There was significant interaction between the transfusion strategy and the type of ECMO configuration. Restrictive strategy was associated with lower ICU mortality rates for the subgroup of patients who had V-V ECMO (adjusted OR, 0.36; 95% CI 0.17-0.73; P=0.005) (P for interaction “restrictive strategy * V-V ECMO” = 0.007). There were no significant differences in ICU mortality between the restrictive and liberal strategies in the V-A ECMO (adjusted OR, 1.53; 95% CI 0.74-3.15; P=0.25) and ECPR (adjusted OR, 1.59; 95% CI 0.55-4.59; P=0.39) subgroups.
Subgroup analyses were performed for patients with APACHE IV score (≤ 120 vs > 120), and age (≤ 55 years vs > 55 years). There were 57 (41%) patients with APACHE IV score > 120 in the restrictive group and 199 (32%) in the liberal group. There were no significant differences in ICU mortality between the restrictive and liberal groups in the subgroup of patients with an APACHE IV score of ≤120 (adjusted OR, 0.70; 95% CI 0.40-1.23; P=0.21) or APACHE IV score of >120 (adjusted OR, 1.27; 95% CI 0.65-2.48; P=0.48). There were 66 (48%) patients with age > 55 years in the restrictive group and 317 (51%) in the liberal group. There were similarly no effects of transfusion strategy on ICU mortality in the subgroup of age ≤ 55 years (adjusted OR, 0.80; 95% CI 0.42-1.50; P=0.48) and age >55 years (adjusted OR, 0.85; 95% CI 0.47-1.51; P=0.57)

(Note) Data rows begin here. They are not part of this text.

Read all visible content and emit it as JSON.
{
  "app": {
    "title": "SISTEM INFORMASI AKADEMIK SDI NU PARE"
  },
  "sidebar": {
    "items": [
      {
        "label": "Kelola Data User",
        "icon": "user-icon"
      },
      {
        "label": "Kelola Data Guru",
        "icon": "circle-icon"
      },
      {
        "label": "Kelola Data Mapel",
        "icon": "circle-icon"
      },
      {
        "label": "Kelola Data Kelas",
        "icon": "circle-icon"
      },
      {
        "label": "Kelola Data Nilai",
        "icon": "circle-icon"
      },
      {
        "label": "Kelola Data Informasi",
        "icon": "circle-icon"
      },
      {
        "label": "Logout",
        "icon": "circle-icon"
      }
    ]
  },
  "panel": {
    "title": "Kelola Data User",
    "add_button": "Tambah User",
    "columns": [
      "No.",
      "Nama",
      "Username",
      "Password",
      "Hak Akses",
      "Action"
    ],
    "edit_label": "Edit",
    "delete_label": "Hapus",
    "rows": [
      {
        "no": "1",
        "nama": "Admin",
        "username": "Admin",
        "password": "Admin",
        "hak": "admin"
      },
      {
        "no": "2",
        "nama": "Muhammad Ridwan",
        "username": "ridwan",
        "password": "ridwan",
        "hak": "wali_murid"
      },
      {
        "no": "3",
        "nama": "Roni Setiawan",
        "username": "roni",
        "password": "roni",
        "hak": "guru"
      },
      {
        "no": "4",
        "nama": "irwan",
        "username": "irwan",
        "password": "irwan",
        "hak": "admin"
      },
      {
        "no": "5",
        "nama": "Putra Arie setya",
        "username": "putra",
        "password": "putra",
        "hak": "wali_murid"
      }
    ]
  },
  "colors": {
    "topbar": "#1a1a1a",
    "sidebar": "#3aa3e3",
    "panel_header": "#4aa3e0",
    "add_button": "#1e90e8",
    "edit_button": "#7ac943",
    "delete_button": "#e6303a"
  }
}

A total of 13 (9%) and 200 (32%) patients had massive blood transfusion in the restrictive group and liberal group, respectively. There were no significant differences in ICU mortality between the two groups for patients with a massive blood transfusion (adjusted OR, 0.49; 95% CI 0.14-1.71; P=0.26) or without a massive blood transfusion (adjusted OR, 1.05; 95% CI 0.65-1.70; P=0.84).
For a subgroup of 58 (23%) patients who required V-A ECMO or ECPR for a diagnosis of MI, no differences in ICU mortality were found between the transfusion strategies (adjusted OR, 0.51; 95% CI 0.14-1.77; P=0.29).
The results of subgroup analyses are shown in Table 4.
Results remained similar for ICU mortality after separate adjustment of the definition of transfusion threshold to 7.5 g/dL (adjusted OR, 0.75; 95% CI 0.45-1.25; P=0.27) and 8 g/dL (adjusted OR, 0.98; 95% CI 0.51-1.88; P=0.95), respectively.
A further sensitivity analysis was performed for patients on V-V ECMO to explore the possible transfusion threshold. The restrictive group had a lower ICU mortality when the transfusion threshold was 8.0 g/dL (adjusted OR, 0.38; 95% CI 0.16-0.91; P=0.030) and there was no difference in ICU mortality at a transfusion threshold of 7.5 g/dL (adjusted OR, 0.39; 95% CI 0.11-1.39; P=0.15).
After adjusting for confounders specific to renal outcomes including APACHE IV score, age, type of ECMO configuration, pre-ECMO hypertension and diabetes mellitus, restrictive strategy was still associated with lower risks of new-onset ESRF (adjusted OR, 0.39; 95% CI 0.18-0.84; P=0.015).
A total of 264 patients were successfully matched at a 1:1 ratio in propensity score matching. There was no significant association between a restrictive strategy and ICU mortality (adjusted OR, 0.86; 95% CI 0.53-1.39; P=0.54) in the propensity score–matched cohort.
The results of sensitivity analyses are shown in Table 4.